In the beginning, I began writing in the journal daily, but I found that this only added additional material for reading without offering additional benefit or information. Because I often will provide my Primary Care Physician with a copy of sections I think he needs to see, I wanted to insure that the amount written was not overwhelming. Therefore, by only writing about significant changes / events, I believe I increased the likelihood that my physician will take the time to read what I have provided to him. Besides, I am one of those people who just cannot stick to writing in a daily journal, regardless of the topic.

The second type of health journal is probably better referred to as a complete “list” of all health related issues. This “list” begins with my first surgery when I was seven years old, and it continues through today. Included on this list are major illnesses, symptoms, surgeries, medications (past and present), etc. I created this list in 2001; therefore, any information prior to 2001 came from memory recall. Although I am certain that there have been some omissions due to faulty memory, this list contains approximately 95% of all issues pertaining to my health. The following is a sample of how my health related issues are noted in this journal:

1976 – Tonsillectomy and Adenoid removal at 7 years old

1984 – Walking Pneumonia at 15 years old

1988 thru 1989 – First pregnancy w/ multiple complications including pre-term labor and premature delivery at 33 weeks gestation. 19-20 years old (Terbutaline prescribed throughout pregnancy for pre-term labor and Magnesium Sulfate administered in hospital to stop active labor at 26 weeks gestation.)

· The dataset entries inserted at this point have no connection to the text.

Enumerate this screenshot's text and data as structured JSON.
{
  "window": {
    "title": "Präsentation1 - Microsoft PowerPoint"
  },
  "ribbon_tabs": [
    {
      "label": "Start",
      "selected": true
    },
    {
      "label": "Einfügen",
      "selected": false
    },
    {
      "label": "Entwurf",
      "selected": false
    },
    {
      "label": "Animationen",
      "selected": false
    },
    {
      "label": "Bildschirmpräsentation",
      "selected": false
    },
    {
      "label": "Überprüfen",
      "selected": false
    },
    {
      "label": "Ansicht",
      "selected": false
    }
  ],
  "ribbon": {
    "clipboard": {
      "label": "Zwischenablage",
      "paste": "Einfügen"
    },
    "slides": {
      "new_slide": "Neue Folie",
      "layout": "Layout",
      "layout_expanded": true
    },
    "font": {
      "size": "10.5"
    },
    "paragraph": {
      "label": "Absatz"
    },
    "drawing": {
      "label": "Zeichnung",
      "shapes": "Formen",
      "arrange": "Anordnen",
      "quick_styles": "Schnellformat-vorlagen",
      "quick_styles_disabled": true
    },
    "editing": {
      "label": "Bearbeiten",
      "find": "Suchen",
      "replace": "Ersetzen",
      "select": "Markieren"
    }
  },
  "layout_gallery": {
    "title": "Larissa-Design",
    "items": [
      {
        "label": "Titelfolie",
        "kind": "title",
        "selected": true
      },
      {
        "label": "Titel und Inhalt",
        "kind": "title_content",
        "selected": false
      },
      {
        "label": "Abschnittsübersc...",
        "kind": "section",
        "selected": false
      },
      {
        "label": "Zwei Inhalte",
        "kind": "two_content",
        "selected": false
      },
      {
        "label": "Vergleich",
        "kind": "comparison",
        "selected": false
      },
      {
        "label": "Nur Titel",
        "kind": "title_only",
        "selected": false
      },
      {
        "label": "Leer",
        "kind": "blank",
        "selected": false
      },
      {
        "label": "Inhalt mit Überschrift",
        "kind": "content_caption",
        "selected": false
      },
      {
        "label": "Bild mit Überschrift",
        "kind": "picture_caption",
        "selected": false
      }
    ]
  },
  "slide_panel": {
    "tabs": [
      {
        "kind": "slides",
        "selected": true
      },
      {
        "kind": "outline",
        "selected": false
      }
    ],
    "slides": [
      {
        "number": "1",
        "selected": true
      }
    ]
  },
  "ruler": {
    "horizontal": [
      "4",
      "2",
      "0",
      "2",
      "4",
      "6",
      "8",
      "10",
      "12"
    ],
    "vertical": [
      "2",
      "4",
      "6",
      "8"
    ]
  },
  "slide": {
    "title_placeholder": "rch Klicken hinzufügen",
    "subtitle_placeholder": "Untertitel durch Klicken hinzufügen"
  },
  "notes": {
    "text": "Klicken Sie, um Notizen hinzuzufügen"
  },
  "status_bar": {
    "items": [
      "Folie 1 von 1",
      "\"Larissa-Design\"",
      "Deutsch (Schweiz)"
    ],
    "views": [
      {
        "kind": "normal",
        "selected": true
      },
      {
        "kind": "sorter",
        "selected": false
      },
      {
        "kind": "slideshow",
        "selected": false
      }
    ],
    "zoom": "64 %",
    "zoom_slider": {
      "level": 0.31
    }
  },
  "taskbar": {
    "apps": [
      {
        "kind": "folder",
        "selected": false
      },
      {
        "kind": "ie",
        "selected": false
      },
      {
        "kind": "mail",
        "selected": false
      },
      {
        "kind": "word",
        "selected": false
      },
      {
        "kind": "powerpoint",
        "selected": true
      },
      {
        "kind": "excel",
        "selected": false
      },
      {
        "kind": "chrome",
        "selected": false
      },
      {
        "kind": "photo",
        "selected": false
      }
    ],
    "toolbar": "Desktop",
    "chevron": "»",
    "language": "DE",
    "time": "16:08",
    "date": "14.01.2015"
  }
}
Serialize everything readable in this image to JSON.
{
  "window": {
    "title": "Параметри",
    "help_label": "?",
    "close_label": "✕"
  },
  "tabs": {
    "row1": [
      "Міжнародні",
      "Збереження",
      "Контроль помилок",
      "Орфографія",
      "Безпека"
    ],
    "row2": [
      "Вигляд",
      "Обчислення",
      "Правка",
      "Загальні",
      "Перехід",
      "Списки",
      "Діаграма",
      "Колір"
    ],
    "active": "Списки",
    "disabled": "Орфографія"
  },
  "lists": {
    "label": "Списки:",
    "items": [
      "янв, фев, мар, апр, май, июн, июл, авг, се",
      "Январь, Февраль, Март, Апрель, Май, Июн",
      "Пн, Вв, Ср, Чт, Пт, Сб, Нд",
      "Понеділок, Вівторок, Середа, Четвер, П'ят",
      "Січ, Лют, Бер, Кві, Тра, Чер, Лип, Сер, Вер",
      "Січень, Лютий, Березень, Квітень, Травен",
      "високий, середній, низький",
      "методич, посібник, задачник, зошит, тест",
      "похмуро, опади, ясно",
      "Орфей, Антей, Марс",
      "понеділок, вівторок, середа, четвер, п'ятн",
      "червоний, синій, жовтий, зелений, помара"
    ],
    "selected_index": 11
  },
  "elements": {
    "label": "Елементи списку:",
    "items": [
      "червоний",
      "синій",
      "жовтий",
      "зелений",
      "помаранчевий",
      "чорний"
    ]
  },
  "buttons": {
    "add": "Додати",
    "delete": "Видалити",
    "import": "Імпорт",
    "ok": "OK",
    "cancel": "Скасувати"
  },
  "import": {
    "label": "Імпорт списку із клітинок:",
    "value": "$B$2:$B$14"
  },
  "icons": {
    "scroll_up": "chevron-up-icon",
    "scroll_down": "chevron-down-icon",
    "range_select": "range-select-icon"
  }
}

October 14, 2003 – While walking for exercise, I noticed that my right arm no longer swings while I walk.

Most of my health related entries are one-lined notations, with the exception of major surgeries or illnesses. My entire health history is now summarized in date order, on four pieces of paper. If more in depth information is required, my alternate journal can provide the additional details.

The benefit from this type of health journal or “list” is it enables me to hand my physician(s) a few sheets of paper that gives an almost complete history of my health. It provides the dates (approximate dates prior to 2001), the medical events, and the results if any. Not only does my journal (list) include my symptoms pertaining to my current diagnosis of Parkinsonism by date of onset, but it also includes unrelated symptoms and information, that may be of importance for a physician who is looking at the entire picture, when trying to make a more precise diagnosis. The physician may see an event on my list that occurred ten years ago, prior to the onset of my symptoms of Parkinsonism, which may actually have been an early potential indicator for one of the various forms of Parkinsonism. This entire picture may help my physician during the process of trying to determine which form of Parkinsonism I have.

I maintain my journals on my computer and keep a printed copy in my own personal medical file. I have found that by using the computer, I can print out specific entries easily, to forward to my physician(s) as needed. If I am ever unsure of an event related to my health, I have easy access to my history. Additionally, based on the methods I use, it takes very little time to add new information to the journals. The little extra effort to track my medical health accurately through my two journals became a great asset during my diagnosis process. I have the security of knowing that I have the ability to provide a complete medical history to my current or future physician(s), without the potential to leave out essential information.

As I have stated in previous posts, written documentation is a key factor when dealing with the medical community. My journals make up a large portion of my written documentation. My journals are just as important as my written communications with my physicians. The same theory holds true for both. Verbal information can be challenged, but written information through appropriate documentation / communication is unlikely to be questioned. Keeping a health journal adds yet another level of security and helps increase the odds, for the patient who is searching for a diagnosis.